É impressionante como os gestos são arrebatadores. Eles conseguem silenciar os mais insólitos sentimentos e, ao mesmo tempo nos mais afoitos, acelerar inúmeros desejos reprimidos de gritar, de dizer um monte de palavras das quais se formarão frases, períodos, orações, vislumbrando-se, até mesmo, uma breve história de vida.

Gostaria de ter reações mais explícitas, nas quais todos percebessem a minha alegria incontida ou mesmo contagiante ao receber uma boa notícia, uma surpresa agradável, um presente e a satisfação de estar ao lado, todos os dias, da pessoa amada. Ainda bem que descobri o texto, e nele me fiz ser compreendido (pelo menos tento) para participar da brincadeira, da mesma forma como a do escritor Carlos Heitor Cony ao perceber, na infância, que mesmo com um problema na fala, poderia conversar com ele mesmo e, se quisesse, com os outros por meio do texto.

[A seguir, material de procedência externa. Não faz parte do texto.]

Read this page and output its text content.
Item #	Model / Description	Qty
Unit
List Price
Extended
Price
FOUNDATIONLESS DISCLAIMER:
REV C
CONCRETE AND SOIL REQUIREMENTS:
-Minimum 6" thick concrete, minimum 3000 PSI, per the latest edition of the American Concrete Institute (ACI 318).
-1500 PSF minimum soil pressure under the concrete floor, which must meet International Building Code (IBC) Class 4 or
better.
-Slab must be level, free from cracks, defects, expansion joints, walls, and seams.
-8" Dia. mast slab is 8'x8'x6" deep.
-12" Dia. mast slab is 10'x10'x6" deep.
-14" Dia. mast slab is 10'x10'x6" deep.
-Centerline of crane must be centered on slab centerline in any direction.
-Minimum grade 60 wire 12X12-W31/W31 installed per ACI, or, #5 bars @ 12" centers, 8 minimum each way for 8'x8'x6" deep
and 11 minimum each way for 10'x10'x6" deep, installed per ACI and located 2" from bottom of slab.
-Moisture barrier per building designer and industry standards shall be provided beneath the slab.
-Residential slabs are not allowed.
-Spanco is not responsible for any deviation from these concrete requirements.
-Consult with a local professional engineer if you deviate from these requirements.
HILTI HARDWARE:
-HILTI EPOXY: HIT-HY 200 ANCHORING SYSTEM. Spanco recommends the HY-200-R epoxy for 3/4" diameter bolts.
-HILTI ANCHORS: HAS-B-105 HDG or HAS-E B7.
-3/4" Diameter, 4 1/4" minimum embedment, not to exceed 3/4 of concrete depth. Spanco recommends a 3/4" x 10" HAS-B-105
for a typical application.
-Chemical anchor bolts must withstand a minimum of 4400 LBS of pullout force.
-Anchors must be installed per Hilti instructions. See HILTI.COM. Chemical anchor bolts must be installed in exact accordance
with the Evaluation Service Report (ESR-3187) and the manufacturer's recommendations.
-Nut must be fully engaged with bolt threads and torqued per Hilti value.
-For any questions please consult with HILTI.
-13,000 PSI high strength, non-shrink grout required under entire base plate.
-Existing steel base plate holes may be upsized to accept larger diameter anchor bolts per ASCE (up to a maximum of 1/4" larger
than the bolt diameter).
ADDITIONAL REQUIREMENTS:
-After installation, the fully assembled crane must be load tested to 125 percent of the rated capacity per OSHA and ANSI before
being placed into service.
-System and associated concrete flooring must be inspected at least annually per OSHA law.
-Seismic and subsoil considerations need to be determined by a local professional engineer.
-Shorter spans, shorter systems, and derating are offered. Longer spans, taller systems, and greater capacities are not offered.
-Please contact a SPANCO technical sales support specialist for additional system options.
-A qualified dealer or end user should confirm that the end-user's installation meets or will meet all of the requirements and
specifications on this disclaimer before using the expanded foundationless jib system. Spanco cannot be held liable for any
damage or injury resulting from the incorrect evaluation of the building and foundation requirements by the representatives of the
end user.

Guardadas as óbvias diferenças entre o escritor e o estudante que sou (e sempre serei), insisto em “mexer” com as palavras mesmo diante das supostas dificuldades ou erros como algumas pessoas preferem apontar, entorpecidas pelas regras gramaticais que por vezes, melindram e limitam a padrões, estruturas. As dificuldades serão sempre bem aceitas, porque acredito que delas desdobra-se o aprendizado. Dessa forma, busco aperfeiçoar minhas frases, construir períodos claros e orações bem encadeadas, cuja gradação tenha pelo menos um razoável desfecho para gritar (ou escrever?!) muito obrigado aos que criticam e, principalmente, aos que mostram alternativas.

Os gestos podem parecer estranhos em alguns momentos, mas é só observarmos o âmago dos sentimentos que o olhar traduz. Aí, não tem erro, iremos compreender o recôndito do ser que doa e do que agradece. Quanto ao texto, sem querer puxar a “sardinha pra minha brasa” como muitos de nós falamos, assim como o olhar, ele revela a alma nem sempre dócil, mas recheado de aprendizado acerca da condição humana.